If you slightly change your declaration, you get an entire different story
template <class T>
void foo(T::type& v);
That isn't unambiguous anymore. It could declare a variable of type void
that is initialized by a bit-wise AND
expression. The entire declaration would be templated. Of course, this semantically is all nonsense, but it syntactically is alright.
The appearance of a single const
syntactically makes it unambiguous, but it's too much context dependence to make this work in a compiler. It has to remember that it read a const
or any other such thing, and when it parses the T::type
after it will need to remember to take this name as a type. It would also further bloat the already complicated Standard beyond belief.

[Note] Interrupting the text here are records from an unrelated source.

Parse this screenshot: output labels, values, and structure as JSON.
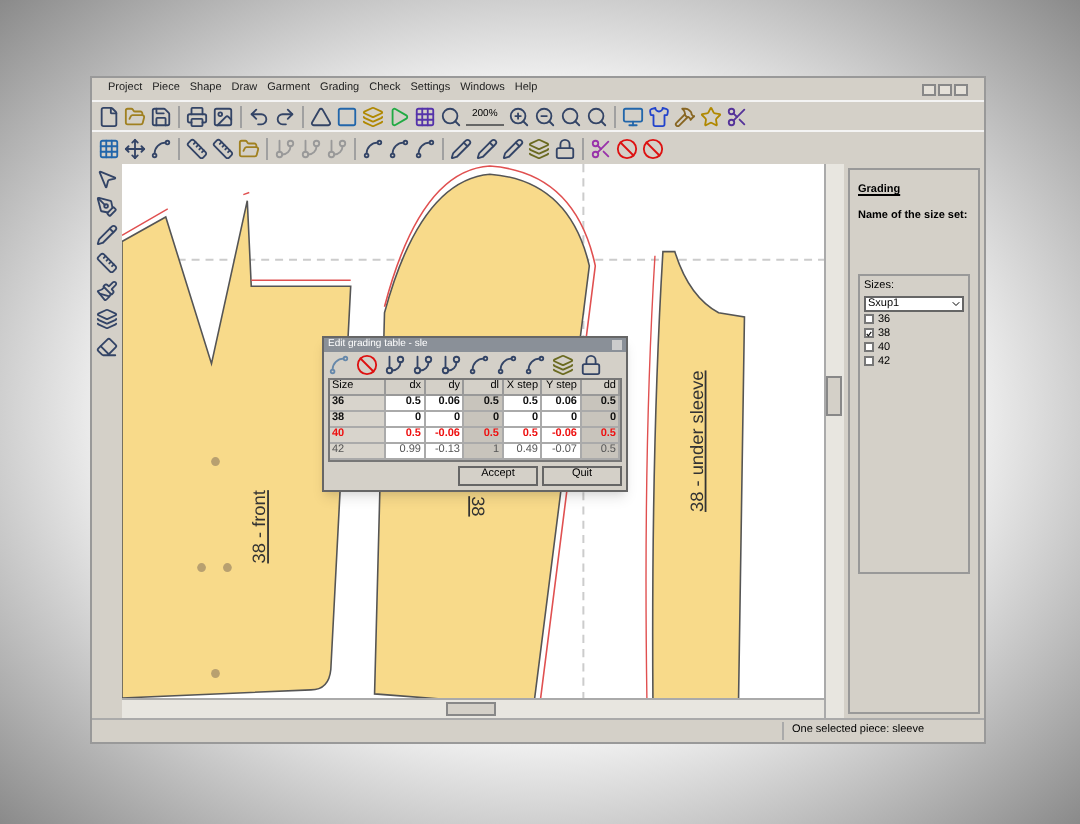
{
  "menu": [
    "Project",
    "Piece",
    "Shape",
    "Draw",
    "Garment",
    "Grading",
    "Check",
    "Settings",
    "Windows",
    "Help"
  ],
  "toolbar": {
    "zoom": "200%"
  },
  "canvas": {
    "labels": [
      {
        "kind": "front",
        "text": "38 - front"
      },
      {
        "kind": "sleeve",
        "text": "38"
      },
      {
        "kind": "under",
        "text": "38 - under sleeve"
      }
    ]
  },
  "dialog": {
    "title": "Edit grading table - sle",
    "columns": [
      "Size",
      "dx",
      "dy",
      "dl",
      "X step",
      "Y step",
      "dd"
    ],
    "rows": [
      {
        "cells": [
          "36",
          "0.5",
          "0.06",
          "0.5",
          "0.5",
          "0.06",
          "0.5"
        ],
        "selected": false
      },
      {
        "cells": [
          "38",
          "0",
          "0",
          "0",
          "0",
          "0",
          "0"
        ],
        "selected": false
      },
      {
        "cells": [
          "40",
          "0.5",
          "-0.06",
          "0.5",
          "0.5",
          "-0.06",
          "0.5"
        ],
        "selected": true
      },
      {
        "cells": [
          "42",
          "0.99",
          "-0.13",
          "1",
          "0.49",
          "-0.07",
          "0.5"
        ],
        "selected": false
      }
    ],
    "buttons": [
      "Accept",
      "Quit"
    ]
  },
  "panel": {
    "title": "Grading",
    "subtitle": "Name of the size set:",
    "group": "Sizes:",
    "select": "Sxup1",
    "sizes": [
      {
        "label": "36",
        "checked": false
      },
      {
        "label": "38",
        "checked": true
      },
      {
        "label": "40",
        "checked": false
      },
      {
        "label": "42",
        "checked": false
      }
    ]
  },
  "status": "One selected piece: sleeve"
}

Let's again change your function declaration
template <class T>
void foo(const T::type);
Not even the appearance of const
in there provides for a unambiguous parse. Should it be a function declaration with an unnamed parameter, or should it be a function declaration with an invalid parameter name that misses its type? A parameter's name is parsed by a declarator-id
, which can also be a qualified name. So here, the const
will belong to the type specifiers, while the T::type
will be parsed by the compiler as the name of the parameter, in absence of a typename
. That is totally nonsense too, but is syntactically valid.
In the case of base-class names name lookup itself states that non-type names are ignored. So you get omission of typename
for free: The name that name lookup yields to more higher level modules of the compiler either refers to a type, or name lookup will have given an error.
I have written a FAQ entry about Where to put the "template" and "typename" on dependent names.